The pace of pursuing a reform for the telecommunications industry gathered momentum and the fact of Engr. Olawale Ige, FNSE as Minister of Communications, in the face of determined opposition to liberalisation from our colleagues in the military, was deemed a catalyst which guaranteed that pace would continue unabated. The military government, deploying the skills of Engr Vincent Maduka, FNSE, in fashioning out a liberalization process, eventually published the decree No. 75 of November 1992, which gave effect to the liberalization of the telecommunication industry and established the Nigerian Communications Commission, NCC to regulate the industry.
A Board of the Commission chaired by Engr. Teju Oyeleye, FNSE, was inaugurated early in 1993.

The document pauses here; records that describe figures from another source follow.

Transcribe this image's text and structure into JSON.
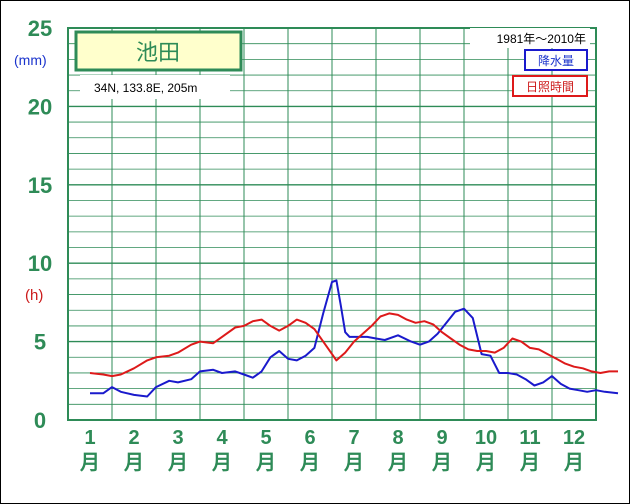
{
  "chart_data": {
    "type": "line",
    "station": "池田",
    "coords": "34N,  133.8E,  205m",
    "period": "1981年〜2010年",
    "unit_precip": "(mm)",
    "unit_sun": "(h)",
    "yticks": [
      "0",
      "5",
      "10",
      "15",
      "20",
      "25"
    ],
    "ylim": [
      0,
      25
    ],
    "months": [
      "1",
      "2",
      "3",
      "4",
      "5",
      "6",
      "7",
      "8",
      "9",
      "10",
      "11",
      "12"
    ],
    "month_suffix": "月",
    "grid": true,
    "legend": "top-right",
    "series": [
      {
        "name": "降水量",
        "color": "#1a1acc",
        "x": [
          0.5,
          0.8,
          1.0,
          1.2,
          1.5,
          1.8,
          2.0,
          2.3,
          2.5,
          2.8,
          3.0,
          3.3,
          3.5,
          3.8,
          4.0,
          4.2,
          4.4,
          4.6,
          4.8,
          5.0,
          5.2,
          5.4,
          5.6,
          5.8,
          6.0,
          6.1,
          6.2,
          6.3,
          6.4,
          6.6,
          6.8,
          7.0,
          7.2,
          7.5,
          7.8,
          8.0,
          8.2,
          8.4,
          8.6,
          8.8,
          9.0,
          9.2,
          9.4,
          9.6,
          9.8,
          10.0,
          10.2,
          10.4,
          10.6,
          10.8,
          11.0,
          11.2,
          11.4,
          11.6,
          11.8,
          12.0,
          12.2,
          12.5
        ],
        "values": [
          1.7,
          1.7,
          2.1,
          1.8,
          1.6,
          1.5,
          2.1,
          2.5,
          2.4,
          2.6,
          3.1,
          3.2,
          3.0,
          3.1,
          2.9,
          2.7,
          3.1,
          4.0,
          4.4,
          3.9,
          3.8,
          4.1,
          4.6,
          6.8,
          8.8,
          8.9,
          7.3,
          5.6,
          5.3,
          5.3,
          5.3,
          5.2,
          5.1,
          5.4,
          5.0,
          4.8,
          5.0,
          5.5,
          6.2,
          6.9,
          7.1,
          6.5,
          4.2,
          4.1,
          3.0,
          3.0,
          2.9,
          2.6,
          2.2,
          2.4,
          2.8,
          2.3,
          2.0,
          1.9,
          1.8,
          1.9,
          1.8,
          1.7
        ]
      },
      {
        "name": "日照時間",
        "color": "#dd1a1a",
        "x": [
          0.5,
          0.8,
          1.0,
          1.2,
          1.5,
          1.8,
          2.0,
          2.3,
          2.5,
          2.8,
          3.0,
          3.3,
          3.5,
          3.8,
          4.0,
          4.2,
          4.4,
          4.6,
          4.8,
          5.0,
          5.2,
          5.4,
          5.6,
          5.8,
          6.0,
          6.1,
          6.3,
          6.5,
          6.7,
          6.9,
          7.1,
          7.3,
          7.5,
          7.7,
          7.9,
          8.1,
          8.3,
          8.5,
          8.7,
          8.9,
          9.1,
          9.3,
          9.5,
          9.7,
          9.9,
          10.1,
          10.3,
          10.5,
          10.7,
          10.9,
          11.1,
          11.3,
          11.5,
          11.7,
          11.9,
          12.1,
          12.3,
          12.5
        ],
        "values": [
          3.0,
          2.9,
          2.8,
          2.9,
          3.3,
          3.8,
          4.0,
          4.1,
          4.3,
          4.8,
          5.0,
          4.9,
          5.3,
          5.9,
          6.0,
          6.3,
          6.4,
          6.0,
          5.7,
          6.0,
          6.4,
          6.2,
          5.8,
          5.0,
          4.2,
          3.8,
          4.3,
          5.0,
          5.5,
          6.0,
          6.6,
          6.8,
          6.7,
          6.4,
          6.2,
          6.3,
          6.1,
          5.6,
          5.2,
          4.8,
          4.5,
          4.4,
          4.4,
          4.3,
          4.6,
          5.2,
          5.0,
          4.6,
          4.5,
          4.2,
          3.9,
          3.6,
          3.4,
          3.3,
          3.1,
          3.0,
          3.1,
          3.1
        ]
      }
    ]
  }
}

Later in the year, the Board of the Commission was summarily disbanded – a development which saw a liberalization skeptic and author of the only dissenting paper of 1987, recruited by the new military government to superintend NITEL. That appointment represented a death knell to the liberalization agenda and put the industry on lock down until 1999 when the Board of the Commission was again reconstituted thus ending 5 years of prevarication and chicanery with an attempt to put the liberalization wagon back on track.
A litany of False starts
Other than the preservation of the status quo i.e. telephony for the few, we can chart a historical course of Nigerian telecommunications in long repetitious eras of false dawns depending on one’s starting point.
- 1895 to 1960 could be regarded as a period of false start as there was no known strategy for the development of telecommunications for business.
- 1960 to 1993, could also be regarded as a period of false start as there were no known plans or strategies in place for the liberalization of the industry. All the Development Plans did not have a business focus.
- 1993 to 1999 could be regarded even more of a false start because although the liberalization agenda was coded into law in the form of Decree 75 and the NCC was instituted in 1993 by the military Government, it was promptly disbanded in 1994 by a succeeding military government and private initiative in service delivery, technically speaking, came to an abrupt halt but the Commission known as NCC was, happily, not proscribed.
- 1999 till date can also be regarded as a period of false start as we have made an attempt, by magical success, to develop a responsive telecommunications industry against the backdrop of an electricity supply system that is not fit for that purpose.
All these collectively point to the fact that the entire period spanning from 1895 to 2010 may well have been one false start since it will be nothing short of a miracle for an industry, or indeed economy to develop without a stable public power system – a bit like China without rice.
A market opened for serious business
I recall a round table discussion which Engr. (now also HRH) Cletus Ogbonna Iromantu, pioneer Executive Vice-Chairman, NCC, held with two members of his NCC management team and I – an external consultant – on the table. The NCC (without a Commission at the time) had only just decided to promote a regime of neutral technology and the EVC wanted to establish the parameters that would define the kind of NCC that would foster the development of the industry. In our deliberations, we concluded we desired an NCC that was a professional, transparent and independent regulator. Mid way through our discussion, it became clear to us that government had dissolved the NCC’s Board of Commissioners. There was an aura of inevitability about the Commission’s demise as it had been staring at us in the face, accentuated by the unpalatable fact that the management at NITEL at the time, for obvious reasons, did not believe in the liberalization agenda. We also subconsciously knew, although none of us voiced it, that NITEL ‘gifted’ the NCC its first N50m to commence operations. That being the case, it was also apparent that the prospect of an independent NCC was an uphill task.
All these changed when in 2000 government re-constituted the Commission (then with Alhaji Ahmed Joda as Chairman) and the Commission went forward to develop a management development plan, opted for an open transparent Auction for Digital Mobile Licenses, conceived the Digital Bridge Institute and opened up the industry.
By 2010, it is fair to say that the market has been opened.